The Swilken Burn, or Swilcan Burn, is a  long burn (stream) in Fife, Scotland. It flows into the North Sea to the north of the town of St Andrews on the east coast of Fife.

Course
The source of the burn is in a field to the north-east of the village of Strathkinness, located 3 miles to the west of St Andrews. From there, the burn flows across farmland, then along the A91 road to the north of the North Haugh campus of the University of St Andrews, and finally through the Old Course at St Andrews, where the burn represents a water hazard. The famous Swilcan Bridge spans the burn between the first and eighteenth fairways of the Old Course.
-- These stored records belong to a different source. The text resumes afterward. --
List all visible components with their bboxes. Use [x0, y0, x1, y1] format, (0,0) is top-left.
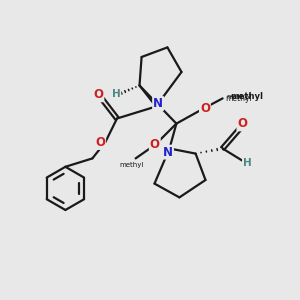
Text: methyl: methyl — [119, 162, 143, 168]
Text: N: N — [153, 97, 163, 110]
Text: N: N — [163, 146, 173, 159]
Text: H: H — [243, 158, 252, 168]
Text: methyl: methyl — [225, 94, 252, 103]
Text: methyl: methyl — [226, 94, 250, 100]
Text: O: O — [93, 88, 103, 101]
Text: methyl: methyl — [230, 92, 263, 101]
Text: H: H — [112, 89, 121, 100]
Text: O: O — [200, 101, 210, 115]
Text: O: O — [95, 136, 105, 149]
Text: O: O — [150, 138, 160, 151]
Text: O: O — [237, 117, 248, 130]
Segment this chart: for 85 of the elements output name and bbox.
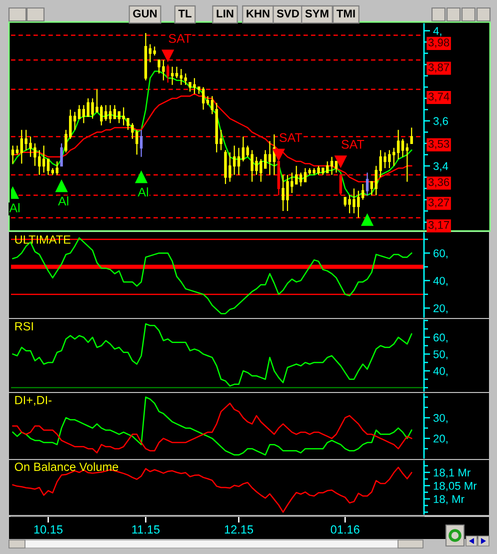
- ref-line-label: 3,74: [428, 92, 450, 102]
- candlestick: [113, 104, 116, 120]
- candlestick: [330, 156, 334, 176]
- candlestick: [78, 104, 81, 120]
- x-tick-label: 10.15: [34, 525, 62, 534]
- candlestick: [108, 104, 112, 124]
- text: Al: [138, 187, 148, 196]
- chart-title: DI+,DI-: [15, 396, 52, 406]
- candlestick: [299, 172, 302, 187]
- series-label: SAT: [168, 34, 192, 43]
- candlestick: [73, 111, 76, 130]
- candlestick: [370, 181, 374, 196]
- candlestick: [144, 32, 148, 81]
- y-tick-label: 40,: [433, 276, 448, 286]
- point: [162, 50, 174, 62]
- candlestick: [175, 66, 178, 79]
- ref-line-label: 3,98: [428, 38, 450, 48]
- y-tick-label: 18, Mr: [434, 495, 464, 504]
- candlestick: [268, 140, 272, 176]
- line-series: [12, 323, 412, 387]
- candlestick: [242, 136, 245, 162]
- text: TL: [178, 10, 192, 18]
- x-tick-label: 01.16: [330, 525, 360, 534]
- candlestick: [272, 134, 276, 176]
- chart-title: On Balance Volume: [14, 462, 118, 471]
- series-label: Al: [9, 203, 20, 212]
- candlestick: [410, 127, 413, 144]
- point: [56, 180, 68, 192]
- candlestick: [170, 66, 174, 86]
- line-series: [12, 237, 412, 314]
- text: TMI: [336, 10, 355, 18]
- candlestick: [366, 172, 369, 196]
- ref-line-label: 3,87: [428, 63, 450, 73]
- ref-line-label: 3,17: [428, 221, 450, 230]
- text: GUN: [133, 10, 157, 18]
- candlestick: [42, 145, 46, 174]
- candlestick: [237, 147, 240, 176]
- candlestick: [406, 142, 409, 182]
- y-tick-label: 60,: [434, 334, 448, 343]
- ref-line-label: 3,36: [428, 178, 450, 188]
- candlestick: [334, 160, 338, 174]
- y-tick-label: 20,: [434, 434, 448, 444]
- candlestick: [206, 96, 210, 106]
- y-tick-label: 60,: [434, 249, 448, 259]
- candlestick: [82, 104, 86, 124]
- point: [334, 156, 347, 168]
- ref-line-label: 3,53: [428, 140, 450, 150]
- x-tick-label: 11.15: [132, 525, 160, 534]
- y-tick-label: 18,1 Mr: [434, 468, 470, 478]
- candlestick: [16, 145, 19, 156]
- candlestick: [401, 138, 404, 158]
- candlestick: [184, 73, 187, 86]
- candlestick: [46, 158, 50, 176]
- y-tick-label: 4,: [433, 27, 442, 36]
- text: LIN: [216, 10, 234, 18]
- text: Al: [58, 196, 68, 206]
- candlestick: [60, 142, 63, 166]
- point: [361, 214, 374, 226]
- y-tick-label: 18,05 Mr: [434, 482, 477, 492]
- candlestick: [304, 168, 307, 182]
- candlestick: [180, 68, 183, 86]
- text: SAT: [280, 133, 302, 142]
- y-tick-label: 20,: [434, 304, 448, 314]
- y-tick-label: 50,: [433, 350, 448, 360]
- x-tick-label: 12.15: [224, 525, 254, 534]
- candlestick: [308, 168, 312, 176]
- y-tick-label: 40,: [433, 367, 448, 376]
- y-tick-label: 3,6: [433, 117, 448, 126]
- text: KHN: [246, 10, 270, 18]
- point: [272, 148, 285, 161]
- text: SAT: [342, 140, 364, 149]
- y-tick-label: 30,: [433, 414, 448, 424]
- candlestick: [56, 160, 58, 176]
- candlestick: [166, 64, 170, 84]
- y-tick-label: 3,4: [433, 162, 448, 172]
- candlestick: [210, 96, 214, 115]
- candlestick: [140, 129, 143, 158]
- candlestick: [11, 145, 14, 164]
- candlestick: [104, 104, 108, 122]
- candlestick: [396, 129, 400, 160]
- text: SVD: [276, 10, 299, 18]
- text: SYM: [305, 10, 328, 18]
- ref-line-label: 3,27: [428, 198, 450, 208]
- point: [135, 171, 148, 184]
- chart-title: RSI: [15, 322, 33, 330]
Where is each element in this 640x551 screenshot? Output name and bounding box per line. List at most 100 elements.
Further downstream, the burn's mouth is a southern boundary of West Sand Beach of St Andrews.

Etymology and spelling
The name may derive from a form of Scots word swelch which means ‘whirlpool, abyss in the sea’ and has a common root with the English verb ‘to swallow’.
Since the 18th century, both the burn and the bridge have been spelled in various ways, including Swilcanthe, Swilcauth, Swilkin, Swilken, and Swilcan.  Many modern maps spell the bridge’s name as ‘’Swilcan’’ (this variant is also used by the Royal and Ancient Golf Club), but the burn’s name as ‘’Swilken’’.

History
Approaching the sea and flowing through the golf course, the Swilken Burn used to change its course from time to time, until 1834 when the construction of retaining walls took place, fixing the course of the stream for the first time. In 1879, the course of the burn within the golf course was changed as a result of a dispute between landowners.

At least until the mid-19th century, the Swilken Burn was used by townspeople to wash their clothes The 1842 version of the golf rules adopted by The Royal and Ancient Golf Club of St Andrews stipulated that "When a ball lies on clothes or within a club-length of a washing tub, the clothes may be drawn from under the ball, and the tub may be removed."